The collapse which many Arab societies experienced in the aftermath of the Arab Spring was neither sudden nor unexpected but the result of a long and gradual decay of social and cultural institutions. The escalation of militancy, violence, sexual neurosis, economic hardships and political failure in the post-independence era, in the form of multiple revolutions, wars and civil wars, meant that the sociological conditions in Arab societies were ripe for the activation of scapegoating mechanisms, a role to which Jews are a classic choice. The military defeats at the hands of Israel deeply injured national pride and activated the historical sense of Muslim male supremacy. These sociological elements gave the doctrinal and ideological sociopolitical salience to antisemitic ideas, making them a powerful psychological force among many Muslim societies.
Politicians feed on psychologically meaningful ideas. This is the case with Islamism, Islamist politicians, and antisemitism – Islamists constantly merge their vital interests and their revered symbols and vice versa, as in all human affairs. When paranoid obsessions with Jewish conspiracies are so successful in captivating the minds of so many, it creates the perfect environment for predatory politicians. Thus, for Islamists, antisemitism is both a symbolic system of metaphysical truth and a political program. These two meanings cannot be disentangled.
These ideological social, and political fantasies forces were at play in Colleyville, the wave of antisemitic attacks this last summer, in the Muslim wing of the Squad, in Tehran, in Gaza and many other places. To think that 80 years after the Holocaust, Western intellectuals, politicians, activists, and academics would be trying to obfuscate such a crucial issue is unimaginable. Yet, even with the Foreign Minister of Pakistan live on CNN talking about Jews controlling the media, no one seems to notice. And in the wake of the terrorist attack, and instead of defending Jewish lives, many proceeded to warn about Islamophobia. One would not be entirely insane to assume that some might have even felt a little disappointed that the perpetrator wasn’t a white supremacist. Whether guilty white or blameless Muslim, the identity of the perpetrators trumps that of Jews.

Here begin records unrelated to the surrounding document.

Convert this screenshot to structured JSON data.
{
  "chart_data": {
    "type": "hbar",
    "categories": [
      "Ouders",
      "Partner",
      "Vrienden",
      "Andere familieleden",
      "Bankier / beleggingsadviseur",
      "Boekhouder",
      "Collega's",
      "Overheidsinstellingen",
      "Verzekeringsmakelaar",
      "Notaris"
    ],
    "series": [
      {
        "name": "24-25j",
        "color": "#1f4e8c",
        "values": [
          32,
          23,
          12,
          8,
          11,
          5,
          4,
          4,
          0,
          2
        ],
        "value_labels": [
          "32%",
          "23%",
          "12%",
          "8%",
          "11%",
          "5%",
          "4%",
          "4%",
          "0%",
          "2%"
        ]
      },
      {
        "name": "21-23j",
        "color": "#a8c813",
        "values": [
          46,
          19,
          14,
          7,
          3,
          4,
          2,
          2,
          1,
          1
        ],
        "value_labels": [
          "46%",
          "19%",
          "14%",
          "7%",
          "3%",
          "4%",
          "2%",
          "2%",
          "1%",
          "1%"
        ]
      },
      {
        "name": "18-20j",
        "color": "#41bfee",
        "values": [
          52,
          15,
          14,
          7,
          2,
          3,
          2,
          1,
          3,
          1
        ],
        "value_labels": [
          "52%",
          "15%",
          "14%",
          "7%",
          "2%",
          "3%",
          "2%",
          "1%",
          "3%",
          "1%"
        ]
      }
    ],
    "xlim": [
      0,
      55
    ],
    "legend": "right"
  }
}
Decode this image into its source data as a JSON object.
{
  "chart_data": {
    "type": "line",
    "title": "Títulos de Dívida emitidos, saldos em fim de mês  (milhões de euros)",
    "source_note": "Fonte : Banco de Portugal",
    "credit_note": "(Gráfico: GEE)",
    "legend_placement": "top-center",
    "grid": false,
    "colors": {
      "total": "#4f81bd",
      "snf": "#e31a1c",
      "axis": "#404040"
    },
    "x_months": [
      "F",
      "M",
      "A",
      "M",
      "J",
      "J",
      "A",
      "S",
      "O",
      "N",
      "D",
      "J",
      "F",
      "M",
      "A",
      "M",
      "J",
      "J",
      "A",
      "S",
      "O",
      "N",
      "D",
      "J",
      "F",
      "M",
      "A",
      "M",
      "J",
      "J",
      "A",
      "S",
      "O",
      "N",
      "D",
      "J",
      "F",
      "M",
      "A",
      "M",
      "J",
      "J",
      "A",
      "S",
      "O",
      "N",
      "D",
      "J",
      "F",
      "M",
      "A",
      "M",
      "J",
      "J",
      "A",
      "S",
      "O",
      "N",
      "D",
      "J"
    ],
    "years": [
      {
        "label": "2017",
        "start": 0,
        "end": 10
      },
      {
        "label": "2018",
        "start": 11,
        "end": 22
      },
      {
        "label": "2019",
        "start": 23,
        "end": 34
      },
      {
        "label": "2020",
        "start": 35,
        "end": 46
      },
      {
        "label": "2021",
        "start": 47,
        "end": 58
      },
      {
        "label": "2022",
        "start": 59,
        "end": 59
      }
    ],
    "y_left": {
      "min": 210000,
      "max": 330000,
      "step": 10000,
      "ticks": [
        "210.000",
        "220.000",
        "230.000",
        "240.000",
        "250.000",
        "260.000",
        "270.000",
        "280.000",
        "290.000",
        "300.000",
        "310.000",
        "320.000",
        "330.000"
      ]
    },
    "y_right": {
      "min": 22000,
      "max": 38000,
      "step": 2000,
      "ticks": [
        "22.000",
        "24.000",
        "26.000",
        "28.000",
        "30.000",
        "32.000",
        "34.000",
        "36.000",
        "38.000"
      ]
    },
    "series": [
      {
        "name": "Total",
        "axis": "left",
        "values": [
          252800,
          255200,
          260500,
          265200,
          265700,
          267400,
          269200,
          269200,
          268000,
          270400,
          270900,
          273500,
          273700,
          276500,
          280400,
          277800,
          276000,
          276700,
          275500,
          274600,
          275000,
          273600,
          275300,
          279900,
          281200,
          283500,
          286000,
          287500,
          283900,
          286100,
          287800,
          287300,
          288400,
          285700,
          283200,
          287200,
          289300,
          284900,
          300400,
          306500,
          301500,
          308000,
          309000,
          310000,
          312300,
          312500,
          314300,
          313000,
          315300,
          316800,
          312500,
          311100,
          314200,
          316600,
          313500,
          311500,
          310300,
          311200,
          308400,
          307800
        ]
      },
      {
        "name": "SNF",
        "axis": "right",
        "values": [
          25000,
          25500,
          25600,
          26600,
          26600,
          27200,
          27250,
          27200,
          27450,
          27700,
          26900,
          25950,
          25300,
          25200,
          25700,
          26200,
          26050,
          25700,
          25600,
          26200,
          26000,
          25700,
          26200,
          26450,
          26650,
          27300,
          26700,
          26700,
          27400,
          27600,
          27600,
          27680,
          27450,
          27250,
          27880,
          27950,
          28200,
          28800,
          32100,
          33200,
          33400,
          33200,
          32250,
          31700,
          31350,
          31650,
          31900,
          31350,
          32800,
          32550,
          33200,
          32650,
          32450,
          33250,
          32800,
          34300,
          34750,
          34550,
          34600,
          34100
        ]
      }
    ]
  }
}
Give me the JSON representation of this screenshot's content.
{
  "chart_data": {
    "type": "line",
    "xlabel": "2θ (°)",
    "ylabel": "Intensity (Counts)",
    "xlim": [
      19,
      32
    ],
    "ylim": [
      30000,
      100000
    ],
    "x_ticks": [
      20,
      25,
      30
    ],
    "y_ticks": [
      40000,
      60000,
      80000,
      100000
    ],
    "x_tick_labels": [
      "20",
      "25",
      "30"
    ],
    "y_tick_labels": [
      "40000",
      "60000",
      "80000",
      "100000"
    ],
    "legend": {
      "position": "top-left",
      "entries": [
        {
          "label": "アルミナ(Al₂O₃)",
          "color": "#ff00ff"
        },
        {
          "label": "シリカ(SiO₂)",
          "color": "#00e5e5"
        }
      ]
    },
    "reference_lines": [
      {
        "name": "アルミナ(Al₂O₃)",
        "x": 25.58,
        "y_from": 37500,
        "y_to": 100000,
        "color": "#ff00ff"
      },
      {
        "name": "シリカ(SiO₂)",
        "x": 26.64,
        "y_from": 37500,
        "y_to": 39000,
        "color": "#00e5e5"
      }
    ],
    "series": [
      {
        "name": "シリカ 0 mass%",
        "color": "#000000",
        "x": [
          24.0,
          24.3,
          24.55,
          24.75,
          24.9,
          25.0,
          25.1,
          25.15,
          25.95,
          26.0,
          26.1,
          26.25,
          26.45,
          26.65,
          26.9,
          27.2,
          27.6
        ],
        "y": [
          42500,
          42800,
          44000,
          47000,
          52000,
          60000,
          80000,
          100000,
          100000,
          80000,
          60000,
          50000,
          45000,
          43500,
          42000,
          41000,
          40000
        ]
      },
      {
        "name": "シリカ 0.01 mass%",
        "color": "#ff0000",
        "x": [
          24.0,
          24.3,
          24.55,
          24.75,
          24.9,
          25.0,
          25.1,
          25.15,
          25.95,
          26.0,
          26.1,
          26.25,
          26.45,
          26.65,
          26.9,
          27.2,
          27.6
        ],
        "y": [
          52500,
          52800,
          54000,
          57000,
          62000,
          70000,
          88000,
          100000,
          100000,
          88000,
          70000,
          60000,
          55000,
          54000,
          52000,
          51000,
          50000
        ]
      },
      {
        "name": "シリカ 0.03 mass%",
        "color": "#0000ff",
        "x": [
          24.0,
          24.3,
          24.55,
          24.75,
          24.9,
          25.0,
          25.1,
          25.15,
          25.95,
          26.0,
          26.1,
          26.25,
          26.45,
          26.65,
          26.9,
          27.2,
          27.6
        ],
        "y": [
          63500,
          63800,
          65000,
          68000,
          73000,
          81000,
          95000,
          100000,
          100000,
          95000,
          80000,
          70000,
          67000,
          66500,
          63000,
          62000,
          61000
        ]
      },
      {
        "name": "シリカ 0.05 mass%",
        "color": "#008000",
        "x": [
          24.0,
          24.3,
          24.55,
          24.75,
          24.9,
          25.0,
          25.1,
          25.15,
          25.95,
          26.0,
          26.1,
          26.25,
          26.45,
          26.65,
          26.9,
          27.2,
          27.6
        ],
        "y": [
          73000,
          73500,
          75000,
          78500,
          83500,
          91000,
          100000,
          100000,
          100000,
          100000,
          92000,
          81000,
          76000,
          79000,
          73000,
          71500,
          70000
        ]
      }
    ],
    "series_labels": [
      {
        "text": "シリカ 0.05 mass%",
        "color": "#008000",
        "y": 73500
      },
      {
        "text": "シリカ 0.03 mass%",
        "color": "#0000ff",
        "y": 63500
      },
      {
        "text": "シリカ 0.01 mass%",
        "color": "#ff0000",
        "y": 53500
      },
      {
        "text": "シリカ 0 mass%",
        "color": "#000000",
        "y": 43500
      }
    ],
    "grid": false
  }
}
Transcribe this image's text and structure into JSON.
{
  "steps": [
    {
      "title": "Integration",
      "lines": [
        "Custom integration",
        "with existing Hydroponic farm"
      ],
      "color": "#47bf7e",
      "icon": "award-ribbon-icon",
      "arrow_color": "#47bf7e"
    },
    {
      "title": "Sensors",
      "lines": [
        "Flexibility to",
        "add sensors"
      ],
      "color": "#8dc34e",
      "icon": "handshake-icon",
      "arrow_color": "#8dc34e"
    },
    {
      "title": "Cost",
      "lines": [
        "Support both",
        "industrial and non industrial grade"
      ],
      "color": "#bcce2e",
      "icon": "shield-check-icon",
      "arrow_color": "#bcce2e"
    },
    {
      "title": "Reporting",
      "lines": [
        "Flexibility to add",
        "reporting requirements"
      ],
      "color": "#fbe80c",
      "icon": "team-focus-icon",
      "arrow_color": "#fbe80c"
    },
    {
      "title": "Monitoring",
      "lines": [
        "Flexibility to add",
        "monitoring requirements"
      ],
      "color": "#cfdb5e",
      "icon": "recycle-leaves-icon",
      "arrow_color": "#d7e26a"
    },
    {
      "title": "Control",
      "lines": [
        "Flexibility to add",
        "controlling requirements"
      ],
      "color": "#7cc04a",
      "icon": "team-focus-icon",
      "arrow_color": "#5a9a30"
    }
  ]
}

To refuse to speak about Muslim antisemitism openly is to do a condescending disservice to Muslims and a terrible betrayal of Jews. In a culture that seems to fetishize stunning bravery, the moment of truth exposes an ocean of cowardice. Those who speak up, whether Jews, Muslims or others, are our only hope to confront the antisemitic position. Antisemitism has been feeding on Muslim minds and Jewish lives for a very long time, and we can’t let “the elect of the good” gaslight us out of reality or make us doubt what we all can see.